Et on a bien senti, dès le début de nos travaux, avec le rapport de Frédérique Ferrand, que si la pertinence de la fondamentalisation du droit de l’exécution forcée était avérée, l’ineffectivité de cette forme d’exécution, envisagée par Claude Brenner, ne pouvait être que relative. Et inversement, si l’ineffectivité est réelle, c’est que la fondamentalisation est un mythe.
De même, lors de la deuxième demie journée, si l’européanisation de ce droit est certaine, si elle est une réalité, ainsi que nous l’a montré Natalie Fricero, alors sa « civilisation » et sa « collectivisation », sujets traités, respectivement, par Philippe Hoonakker et Pierre Crocq, sont-elles un mythe ou une réalité ? Il n’est pas évident d’ailleurs, que l’européanisation s’oppose à toute idée de civilisation et de collectivisation ou, à l’inverse, la favorise.

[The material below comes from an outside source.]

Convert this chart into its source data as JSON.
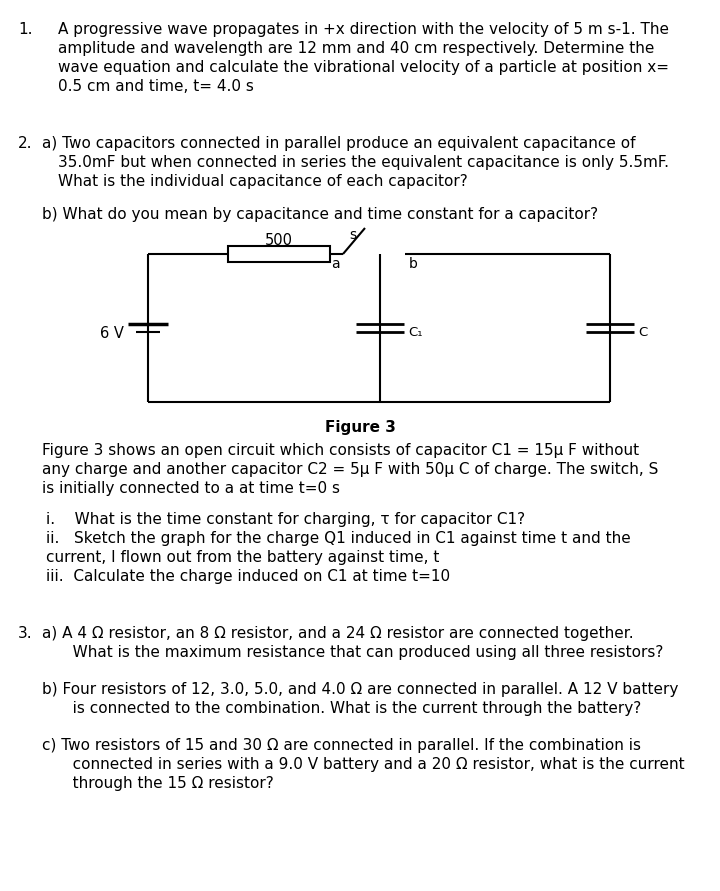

Enfin, s’il existe des stratégies de contournement, thème de ce matin, sont-elles complémentaires ou antinomiques ? Relèvent-elles du mythe ou de la réalité ? Nos deux paires d’intervenants, Yvon Desdevises et Marcel Dymant d’un côté, Olivier Salati et Françoise Andrieux de l’autre, nous en parlé savamment, en insistant sur la difficulté à appréhender cet apport de la pratique.
            Bref, les sous-thèmes du thème général forment un tout complet et cohérent, mais aux réponses peut-être différentes. Comme si ce droit qui se cherche était aussi un droit en devenir.
            En réalité, ces antinomies de la pratique ou de la théorie, ces interrogations successives, ce grand écart constant entre le mythe et la réalité, ne font qu’exprimer un malaise : le droit de l’exécution forcée, pris entre des courants opposés, brassé par le flot de la mondialisation et des échanges transfrontières, a besoin de repères. Il est en quête d’identité, malgré, à cause peut-être, des deux grandes réformes de 1991 et 2006.
            Du mythe à la réalité (et non pas « entre » le mythe et la réalité), la première question à débattre est donc celle de l’identité du droit de l’exécution forcée, puisque sa « civilisation » et sa « collectivisation » en constitueraient deux caractères essentiels desquels il faut partir, les organisateurs de ce colloque les ayant d’ailleurs placés sous le signe de l’évolution des normes.
            La seconde question est celle de l’altération ou non du droit de l’exécution forcée, voire d’une alternative au droit officiel, d’une altérité, d’un autre droit de l’exécution officielle, puisqu’il existerait des stratégies de contournement du droit de l’exécution forcée et que l’ineffectivité de ce droit en serait aujourd’hui l’une de ses caractéristiques. Il nous faudra en prendre la mesure pour savoir si l’altération avérée ou supposée se transforme en altérité qui pourrait faire craindre l’émergence d’un droit de l’exécution forcée parallèle au droit officiel et voulu par le législateur.
            C’est donc en passant du mythe à la réalité que sera d’abord envisagée la question de l’identité du droit de l’exécution forcée (I),
            Puis, dans un second temps, nous irons d’une réalité à une autre, pour prendre la mesure du mythe dans la question de l’altération et de l’altérité de ce droit de l’exécution forcée (II).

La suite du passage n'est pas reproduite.